Quantcast

Queens lawmaker hosts mass shooting survival training after massacres in Buffalo, Texas

Queens mass shooting training
State Senator James Sanders. QNS/File

Following mass shootings at a supermarket in Buffalo and at the Robb Elementary School in Uvalde, Texas where 19 children and two teachers were slaughtered while heavily armed police waited for instructions in a hallway outside the classrooms, state Senator James Sanders is bringing back his series of active shooter defense training to educate and inform the southeast Queens community.

The first session will take place Saturday, June 25 at the Rockaway YMCA, located at 207 Beach 73rd St. in Arverne from 1 to 3 p.m.

Featured guests will include members of the NYS Division of Homeland Security, the FBI, NYPD Shield, and the Red Dawn Combat Club.

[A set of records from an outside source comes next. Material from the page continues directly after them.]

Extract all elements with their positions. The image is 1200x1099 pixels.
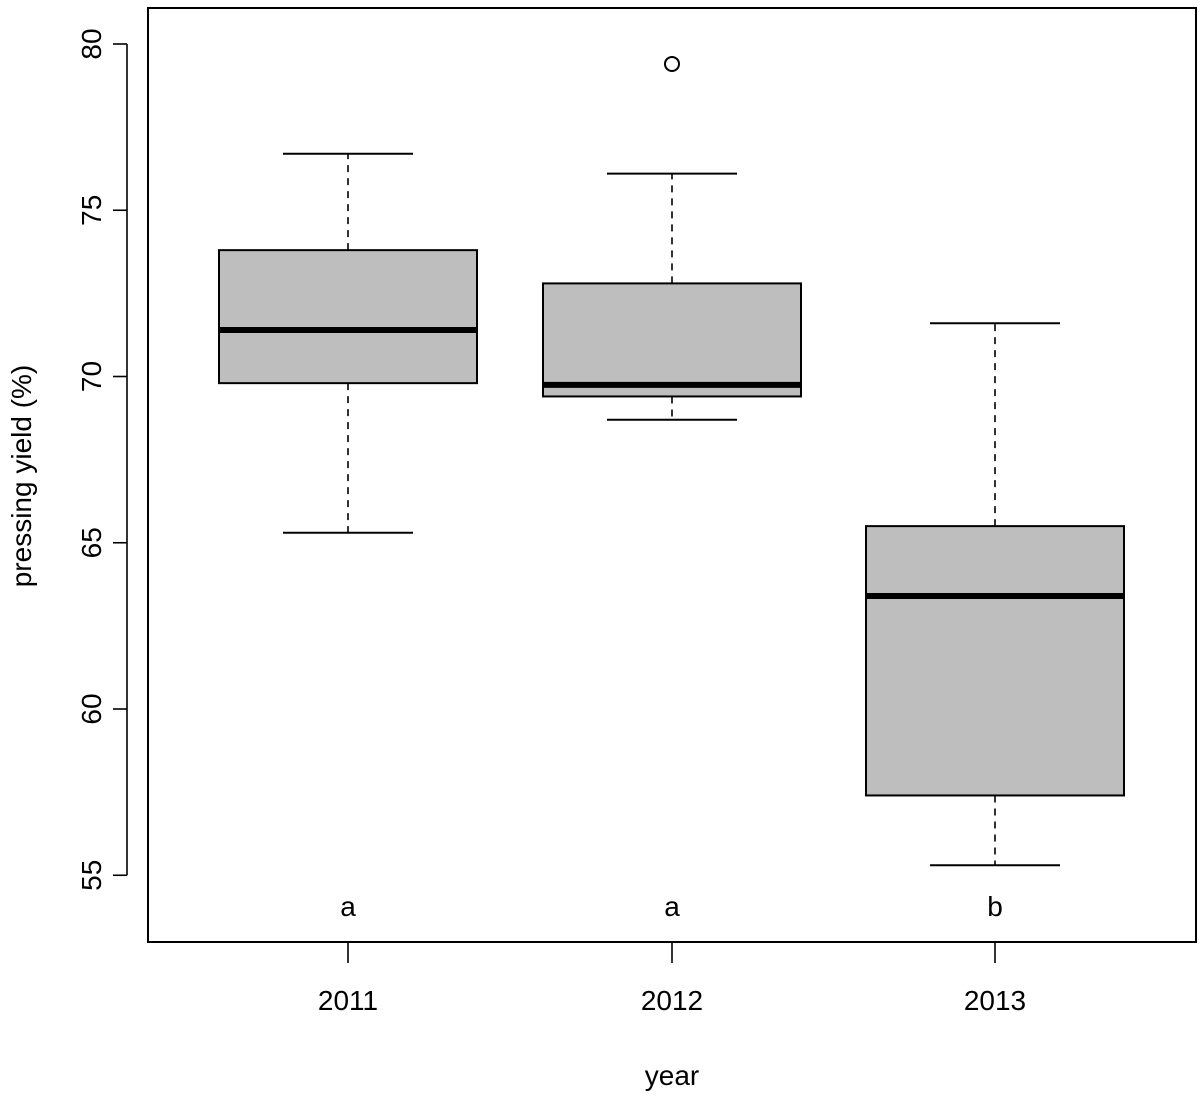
box-2013 <box>865 322 1125 867</box>
y-tick-label: 60 <box>76 693 107 724</box>
iqr-box <box>218 249 478 385</box>
x-axis-title: year <box>645 1060 699 1091</box>
group-letter-2011: a <box>340 891 356 922</box>
x-tick-label: 2011 <box>318 985 378 1016</box>
box-2011 <box>218 152 478 534</box>
y-tick-label: 55 <box>76 860 107 891</box>
y-axis-title: pressing yield (%) <box>6 365 37 588</box>
group-letter-2012: a <box>664 891 680 922</box>
iqr-box <box>542 282 802 398</box>
iqr-box <box>865 525 1125 797</box>
box-series <box>218 55 1125 867</box>
y-tick-label: 65 <box>76 527 107 558</box>
group-letter-2013: b <box>987 891 1003 922</box>
plot-frame <box>147 7 1197 943</box>
outlier-point <box>664 55 680 72</box>
y-tick-label: 80 <box>76 28 107 59</box>
box-2012 <box>542 55 802 421</box>
x-axis: 2011 2012 2013 <box>318 941 1026 1016</box>
plot-border <box>147 7 1197 943</box>
y-axis: 55 60 65 70 75 80 <box>76 28 128 891</box>
x-tick-label: 2013 <box>964 985 1026 1016</box>
y-tick-label: 75 <box>76 195 107 226</box>
y-tick-label: 70 <box>76 361 107 392</box>
x-tick-label: 2012 <box>641 985 703 1016</box>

Participants will learn how to escape a dangerous situation, how to recognize the warning signs of someone becoming an active shooter, the types of weapons used and how to fight off an attacker as a last resort.

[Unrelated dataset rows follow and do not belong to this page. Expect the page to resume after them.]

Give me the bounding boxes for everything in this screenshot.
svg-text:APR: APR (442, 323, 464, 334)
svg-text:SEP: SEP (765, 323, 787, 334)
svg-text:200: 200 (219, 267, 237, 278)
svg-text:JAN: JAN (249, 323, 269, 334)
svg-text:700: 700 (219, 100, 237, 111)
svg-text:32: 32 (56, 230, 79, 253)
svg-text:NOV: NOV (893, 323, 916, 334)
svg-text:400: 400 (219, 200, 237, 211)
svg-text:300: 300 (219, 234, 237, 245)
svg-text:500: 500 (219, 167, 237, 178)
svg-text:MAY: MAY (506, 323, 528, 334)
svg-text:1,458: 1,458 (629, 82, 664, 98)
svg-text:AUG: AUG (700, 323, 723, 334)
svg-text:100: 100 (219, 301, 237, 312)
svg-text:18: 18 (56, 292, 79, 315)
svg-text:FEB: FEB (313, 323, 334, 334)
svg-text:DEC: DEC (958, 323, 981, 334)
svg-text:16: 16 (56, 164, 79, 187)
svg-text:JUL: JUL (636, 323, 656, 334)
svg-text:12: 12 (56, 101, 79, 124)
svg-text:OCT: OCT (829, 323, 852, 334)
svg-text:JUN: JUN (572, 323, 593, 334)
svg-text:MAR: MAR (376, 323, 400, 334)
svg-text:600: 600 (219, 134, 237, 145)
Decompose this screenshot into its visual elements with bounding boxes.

Sanders said the event will be more than sitting down and listening to good information. This will be an interactive demonstration where participants will learn defense techniques to take a shooter down, just by using everyday objects that are within their reach.

“Hopefully, this never happens to you, but if it does, you better have a plan,” Sanders said. “Most people don’t live because they are not prepared to live. They don’t think about it, and therefore they don’t know what to do.”

Now serving in his fourth term in Albany, the U.S. Marine Corps veteran said victims in mass shooting events across the country in recent years never imagined they would be caught in a mass casualty event and it is time to adopt a more proactive mindset, one in which everyone asks themselves — could I be next?

“Committed people who are serious, especially if they are trained, can absolutely take an attacker down,” Sanders said. “This information that we are bringing to you is not meant to scare you, but to do the opposite — to allow us to live. We live in an America that is awash in guns. There are more guns than people, and yet with all these guns, we feel less and less safe.”